Okay, so what am I saying? I'm saying that while Nolan does appear to have a very bad obsession with offing his female characters, something I'm not a big fan of, the point doesn't seem to be "fridging" so much as it does to be casting a specter on the men involved. I think it's pretty obvious to draw the conclusion that Nolan is suggesting that these men have failed the women in their lives, that through self-absorption and neglect they have killed them. With Ariadne and Johansson's characters all but saying "get away from these guys," with Memento showing that trusting them will kill you (perhaps twice over), with The Dark Knight proving that they will not "rescue" you, I think the real context here is that Nolan is condemning his male characters more than torturing them for the sake of strife.
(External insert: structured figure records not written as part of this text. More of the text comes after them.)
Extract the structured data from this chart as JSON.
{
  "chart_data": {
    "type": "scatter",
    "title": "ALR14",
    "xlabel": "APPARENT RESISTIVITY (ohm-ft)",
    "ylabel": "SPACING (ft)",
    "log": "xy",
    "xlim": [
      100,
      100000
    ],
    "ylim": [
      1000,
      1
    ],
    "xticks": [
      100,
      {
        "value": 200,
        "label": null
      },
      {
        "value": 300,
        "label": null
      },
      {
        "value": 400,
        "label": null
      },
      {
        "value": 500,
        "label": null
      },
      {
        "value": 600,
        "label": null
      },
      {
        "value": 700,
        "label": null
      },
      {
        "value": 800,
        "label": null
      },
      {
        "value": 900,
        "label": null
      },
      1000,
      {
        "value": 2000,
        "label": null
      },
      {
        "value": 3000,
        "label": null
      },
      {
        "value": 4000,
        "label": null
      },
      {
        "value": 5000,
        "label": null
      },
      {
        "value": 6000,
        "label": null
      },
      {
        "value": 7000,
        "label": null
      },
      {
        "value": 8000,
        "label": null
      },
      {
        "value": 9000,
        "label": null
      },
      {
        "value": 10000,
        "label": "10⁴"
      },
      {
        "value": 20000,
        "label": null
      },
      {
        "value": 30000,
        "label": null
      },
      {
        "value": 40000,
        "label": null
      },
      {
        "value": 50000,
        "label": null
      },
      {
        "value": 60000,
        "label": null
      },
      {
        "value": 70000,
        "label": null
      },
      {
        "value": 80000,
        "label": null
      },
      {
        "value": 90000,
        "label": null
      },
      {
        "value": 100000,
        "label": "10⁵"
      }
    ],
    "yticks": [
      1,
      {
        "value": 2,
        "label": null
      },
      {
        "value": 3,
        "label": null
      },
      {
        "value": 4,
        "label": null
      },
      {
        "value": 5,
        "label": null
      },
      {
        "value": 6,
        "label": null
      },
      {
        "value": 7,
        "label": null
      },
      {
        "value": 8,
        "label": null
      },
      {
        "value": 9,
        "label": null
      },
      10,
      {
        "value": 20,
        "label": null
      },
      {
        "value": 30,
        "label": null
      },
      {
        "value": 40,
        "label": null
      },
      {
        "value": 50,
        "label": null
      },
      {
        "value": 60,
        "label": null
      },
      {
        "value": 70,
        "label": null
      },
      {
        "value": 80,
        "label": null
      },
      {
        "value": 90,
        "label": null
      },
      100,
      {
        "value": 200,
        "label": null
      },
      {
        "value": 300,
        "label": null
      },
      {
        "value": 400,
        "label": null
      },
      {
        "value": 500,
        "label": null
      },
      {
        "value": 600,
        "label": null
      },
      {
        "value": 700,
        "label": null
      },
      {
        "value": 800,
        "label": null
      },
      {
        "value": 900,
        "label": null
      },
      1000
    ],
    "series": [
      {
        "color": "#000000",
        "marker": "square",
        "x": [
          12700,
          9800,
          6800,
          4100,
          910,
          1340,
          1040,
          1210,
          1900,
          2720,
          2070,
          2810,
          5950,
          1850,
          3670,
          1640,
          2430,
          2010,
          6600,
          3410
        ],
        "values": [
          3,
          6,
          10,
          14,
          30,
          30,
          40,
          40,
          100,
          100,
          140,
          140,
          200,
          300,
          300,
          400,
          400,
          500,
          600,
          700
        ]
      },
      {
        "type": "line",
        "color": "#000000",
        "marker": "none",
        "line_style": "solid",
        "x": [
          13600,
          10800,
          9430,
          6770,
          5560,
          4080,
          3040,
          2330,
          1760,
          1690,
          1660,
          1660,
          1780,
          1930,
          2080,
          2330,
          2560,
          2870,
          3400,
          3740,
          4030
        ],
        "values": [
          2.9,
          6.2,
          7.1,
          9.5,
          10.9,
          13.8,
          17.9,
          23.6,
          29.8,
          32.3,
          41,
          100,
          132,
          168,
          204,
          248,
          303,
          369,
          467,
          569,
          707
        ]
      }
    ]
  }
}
Again, this doesn't excuse the fact that he tends to kill them all, and Lord knows I'd sure like to see one of his movies pass the Bechdel Test, let alone perhaps feature a female lead of note, but I don't think he has a "woman problem." I think he has a relationship problem that manifests itself as women dying because men are neglectful, narcissistic bastards. Am I giving him too much credit? Does this absolve him of the other sins? I don't know. I know that his movies are by and large great, but that questions like these, blog posts like Rachel's, and conversations of this nature are absolutely imperative.

Oh, and we need more female writers, directors, and lead characters.